Painting the Figure on the Beach

For thirty years Charles Hawthorne taught outdoor painting  on the beach in Provincetown.
By sitting the models with their  backs to the sun the artist is able to see masses of color better than in an indoor studio.
Hawthorne usually used the local Portuguese children to pose.
Because of their dark complexion they affectionately called the  paintings
"Mud Heads".
I attended the Cape Cod School of Art ,
during the last eight years of the School. The Barn on 46 Pearl Street was everything a summer art studio should be. The barn was insulated  in the 1930's with these Mud Head paintings, that students left behind after the summer.
When the school closed, these paintings where removed and sold around town.

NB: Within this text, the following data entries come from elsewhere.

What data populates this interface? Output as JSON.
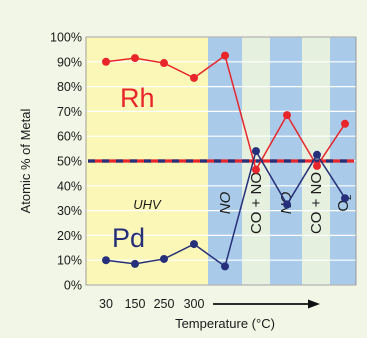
{
  "chart_data": {
    "type": "line",
    "xlabel": "Temperature (°C)",
    "ylabel": "Atomic % of Metal",
    "ylim": [
      0,
      100
    ],
    "yticks": [
      "0%",
      "10%",
      "20%",
      "30%",
      "40%",
      "50%",
      "60%",
      "70%",
      "80%",
      "90%",
      "100%"
    ],
    "x_tick_labels": [
      "30",
      "150",
      "250",
      "300"
    ],
    "grid": true,
    "series": [
      {
        "name": "Rh",
        "color": "#e8252a",
        "values": [
          90,
          91.5,
          89.5,
          83.5,
          92.5,
          46.5,
          68.5,
          48,
          65
        ]
      },
      {
        "name": "Pd",
        "color": "#26307a",
        "values": [
          10,
          8.5,
          10.5,
          16.5,
          7.5,
          54,
          32.5,
          52.5,
          35
        ]
      }
    ],
    "reference_line": {
      "value": 50,
      "colors": [
        "#e8252a",
        "#26307a"
      ]
    },
    "regions": [
      {
        "label": "UHV",
        "color": "#fbf7b7"
      },
      {
        "label": "NO",
        "color": "#a9cbe9"
      },
      {
        "label": "CO + NO",
        "color": "#e5f0de"
      },
      {
        "label": "NO",
        "color": "#a9cbe9"
      },
      {
        "label": "CO + NO",
        "color": "#e5f0de"
      },
      {
        "label": "O2",
        "color": "#a9cbe9"
      }
    ],
    "background_color": "#f2f6e6"
  }
}
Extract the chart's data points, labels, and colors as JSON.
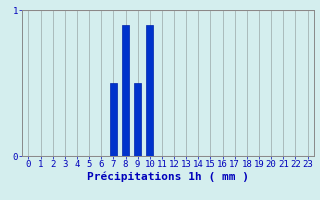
{
  "xlabel": "Précipitations 1h ( mm )",
  "ylim": [
    0,
    1.0
  ],
  "xlim": [
    -0.5,
    23.5
  ],
  "xticks": [
    0,
    1,
    2,
    3,
    4,
    5,
    6,
    7,
    8,
    9,
    10,
    11,
    12,
    13,
    14,
    15,
    16,
    17,
    18,
    19,
    20,
    21,
    22,
    23
  ],
  "yticks": [
    0,
    1
  ],
  "hours": [
    0,
    1,
    2,
    3,
    4,
    5,
    6,
    7,
    8,
    9,
    10,
    11,
    12,
    13,
    14,
    15,
    16,
    17,
    18,
    19,
    20,
    21,
    22,
    23
  ],
  "values": [
    0,
    0,
    0,
    0,
    0,
    0,
    0,
    0.5,
    0.9,
    0.5,
    0.9,
    0,
    0,
    0,
    0,
    0,
    0,
    0,
    0,
    0,
    0,
    0,
    0,
    0
  ],
  "bar_color": "#0033cc",
  "bar_edge_color": "#0022aa",
  "background_color": "#d4eeee",
  "grid_h_color": "#ee9999",
  "grid_v_color": "#aabbbb",
  "axis_color": "#888888",
  "label_color": "#0000bb",
  "tick_color": "#0000bb",
  "xlabel_fontsize": 8,
  "tick_fontsize": 6.5,
  "bar_width": 0.6
}
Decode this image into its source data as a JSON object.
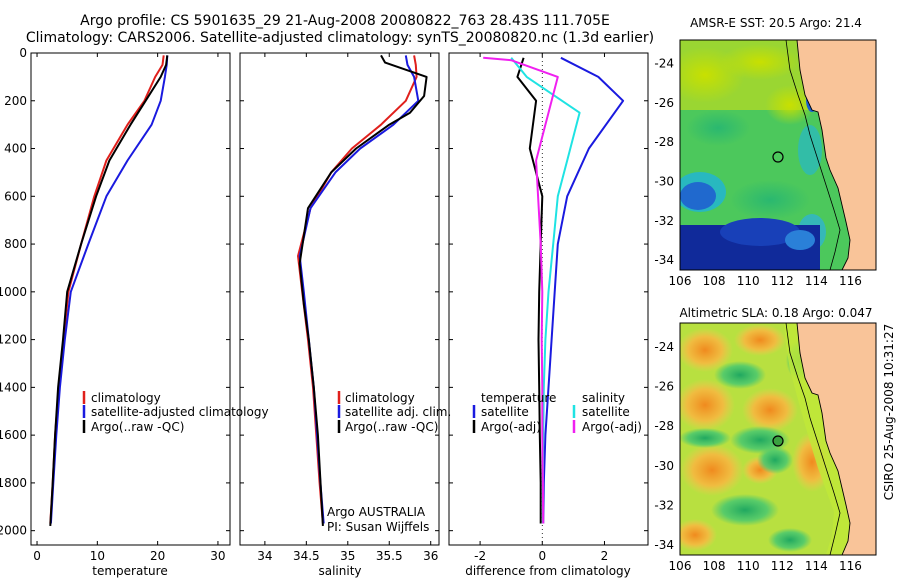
{
  "header": {
    "line1": "Argo profile: CS 5901635_29 21-Aug-2008 20080822_763 28.43S 111.705E",
    "line2": "Climatology: CARS2006. Satellite-adjusted climatology: synTS_20080820.nc (1.3d earlier)"
  },
  "colors": {
    "climatology": "#e0201c",
    "satellite": "#1a1adf",
    "argo": "#000000",
    "salinity_sat": "#1fe3e3",
    "salinity_argo": "#f020f0",
    "land": "#f9c499"
  },
  "chart_data": [
    {
      "type": "line",
      "id": "temperature",
      "xlabel": "temperature",
      "ylabel": "",
      "xlim": [
        -1,
        32
      ],
      "ylim": [
        2060,
        0
      ],
      "x_ticks": [
        0,
        10,
        20,
        30
      ],
      "y_ticks": [
        0,
        200,
        400,
        600,
        800,
        1000,
        1200,
        1400,
        1600,
        1800,
        2000
      ],
      "legend": [
        "climatology",
        "satellite-adjusted climatology",
        "Argo(..raw -QC)"
      ],
      "series": [
        {
          "name": "climatology",
          "color": "#e0201c",
          "x": [
            21.0,
            20.8,
            19.6,
            17.8,
            15.0,
            11.5,
            9.5,
            7.3,
            5.2,
            4.4,
            3.6,
            3.0,
            2.6,
            2.2
          ],
          "y": [
            10,
            50,
            100,
            200,
            300,
            450,
            600,
            800,
            1000,
            1200,
            1400,
            1600,
            1800,
            1970
          ]
        },
        {
          "name": "satellite-adjusted climatology",
          "color": "#1a1adf",
          "x": [
            21.6,
            21.5,
            21.2,
            20.5,
            19.0,
            15.0,
            11.5,
            8.5,
            5.6,
            4.6,
            3.8,
            3.2,
            2.7,
            2.3
          ],
          "y": [
            10,
            50,
            100,
            200,
            300,
            450,
            600,
            800,
            1000,
            1200,
            1400,
            1600,
            1800,
            1970
          ]
        },
        {
          "name": "Argo(..raw -QC)",
          "color": "#000000",
          "x": [
            21.6,
            21.4,
            20.5,
            18.0,
            15.5,
            12.0,
            9.8,
            7.3,
            5.0,
            4.3,
            3.5,
            3.0,
            2.6,
            2.2
          ],
          "y": [
            10,
            50,
            100,
            200,
            300,
            450,
            600,
            800,
            1000,
            1200,
            1400,
            1600,
            1800,
            1980
          ]
        }
      ]
    },
    {
      "type": "line",
      "id": "salinity",
      "xlabel": "salinity",
      "ylabel": "",
      "xlim": [
        33.7,
        36.1
      ],
      "ylim": [
        2060,
        0
      ],
      "x_ticks": [
        34,
        34.5,
        35,
        35.5,
        36
      ],
      "legend": [
        "climatology",
        "satellite adj. clim.",
        "Argo(..raw -QC)"
      ],
      "annotations": [
        "Argo AUSTRALIA",
        "PI: Susan Wijffels"
      ],
      "series": [
        {
          "name": "climatology",
          "color": "#e0201c",
          "x": [
            35.8,
            35.82,
            35.83,
            35.7,
            35.4,
            35.05,
            34.8,
            34.55,
            34.4,
            34.45,
            34.52,
            34.58,
            34.62,
            34.66,
            34.7
          ],
          "y": [
            10,
            50,
            100,
            200,
            300,
            400,
            500,
            650,
            850,
            1000,
            1200,
            1400,
            1600,
            1800,
            1970
          ]
        },
        {
          "name": "satellite adj. clim.",
          "color": "#1a1adf",
          "x": [
            35.7,
            35.72,
            35.8,
            35.85,
            35.55,
            35.15,
            34.85,
            34.55,
            34.42,
            34.47,
            34.53,
            34.59,
            34.63,
            34.67,
            34.71
          ],
          "y": [
            10,
            50,
            100,
            200,
            300,
            400,
            500,
            650,
            850,
            1000,
            1200,
            1400,
            1600,
            1800,
            1970
          ]
        },
        {
          "name": "Argo(..raw -QC)",
          "color": "#000000",
          "x": [
            35.4,
            35.45,
            35.95,
            35.92,
            35.75,
            35.5,
            35.1,
            34.8,
            34.52,
            34.42,
            34.47,
            34.53,
            34.59,
            34.64,
            34.7
          ],
          "y": [
            10,
            40,
            100,
            180,
            250,
            300,
            400,
            500,
            650,
            880,
            1050,
            1200,
            1400,
            1600,
            1980
          ]
        }
      ]
    },
    {
      "type": "line",
      "id": "difference",
      "xlabel": "difference from climatology",
      "ylabel": "",
      "xlim": [
        -3.0,
        3.4
      ],
      "ylim": [
        2060,
        0
      ],
      "x_ticks": [
        -2,
        0,
        2
      ],
      "legend_left_title": "temperature",
      "legend_right_title": "salinity",
      "legend": [
        "satellite",
        "Argo(-adj)",
        "satellite",
        "Argo(-adj)"
      ],
      "series": [
        {
          "name": "satellite",
          "quantity": "temperature",
          "color": "#1a1adf",
          "x": [
            0.6,
            1.8,
            2.6,
            1.5,
            0.8,
            0.5,
            0.4,
            0.3,
            0.2,
            0.1,
            0.05,
            0.03
          ],
          "y": [
            20,
            100,
            200,
            400,
            600,
            800,
            1000,
            1200,
            1400,
            1600,
            1800,
            1970
          ]
        },
        {
          "name": "Argo(-adj)",
          "quantity": "temperature",
          "color": "#000000",
          "x": [
            -0.6,
            -0.8,
            -0.2,
            -0.4,
            0.0,
            -0.05,
            -0.1,
            -0.12,
            -0.1,
            -0.08,
            -0.05,
            -0.05
          ],
          "y": [
            20,
            100,
            200,
            400,
            600,
            800,
            1000,
            1200,
            1400,
            1600,
            1800,
            1970
          ]
        },
        {
          "name": "satellite",
          "quantity": "salinity",
          "color": "#1fe3e3",
          "x": [
            -1.0,
            -0.5,
            1.2,
            0.8,
            0.5,
            0.35,
            0.2,
            0.1,
            0.05,
            0.03,
            0.02,
            0.02
          ],
          "y": [
            20,
            100,
            250,
            450,
            600,
            800,
            1000,
            1200,
            1400,
            1600,
            1800,
            1970
          ]
        },
        {
          "name": "Argo(-adj)",
          "quantity": "salinity",
          "color": "#f020f0",
          "x": [
            -1.9,
            -1.0,
            0.5,
            0.2,
            -0.2,
            -0.05,
            0.0,
            -0.02,
            0.0,
            0.0,
            0.02,
            0.03
          ],
          "y": [
            20,
            30,
            100,
            250,
            450,
            800,
            1000,
            1200,
            1400,
            1600,
            1800,
            1970
          ]
        }
      ]
    },
    {
      "type": "heatmap",
      "id": "sst_map",
      "title": "AMSR-E SST: 20.5  Argo: 21.4",
      "xlim": [
        106,
        117.5
      ],
      "ylim": [
        -34.5,
        -22.8
      ],
      "x_ticks": [
        106,
        108,
        110,
        112,
        114,
        116
      ],
      "y_ticks": [
        -24,
        -26,
        -28,
        -30,
        -32,
        -34
      ],
      "marker": {
        "lon": 111.705,
        "lat": -28.43
      }
    },
    {
      "type": "heatmap",
      "id": "sla_map",
      "title": "Altimetric SLA: 0.18  Argo: 0.047",
      "xlim": [
        106,
        117.5
      ],
      "ylim": [
        -34.5,
        -22.8
      ],
      "x_ticks": [
        106,
        108,
        110,
        112,
        114,
        116
      ],
      "y_ticks": [
        -24,
        -26,
        -28,
        -30,
        -32,
        -34
      ],
      "marker": {
        "lon": 111.705,
        "lat": -28.43
      }
    }
  ],
  "footer_vertical": "CSIRO 25-Aug-2008 10:31:27"
}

Today the painting of the Mud Head continues. Here we are on the beach yesterday painting the outdoor portrait. This is a great way to learn the light key because you have a few patterns to tackle, the Model, water and sky, or beach.
Mud Head 1930's
John Clayton Painting the Mud Head
My Studies
Here is my study from this morning. I am now moving beyond mud head, and beginning to model the planes of the head with color. When you develop the study it becomes more of an outdoor portrait than a Mud Head. The reason Charles Hawthorne made his students paint with a putty knife was to keep them from modeling and creating details.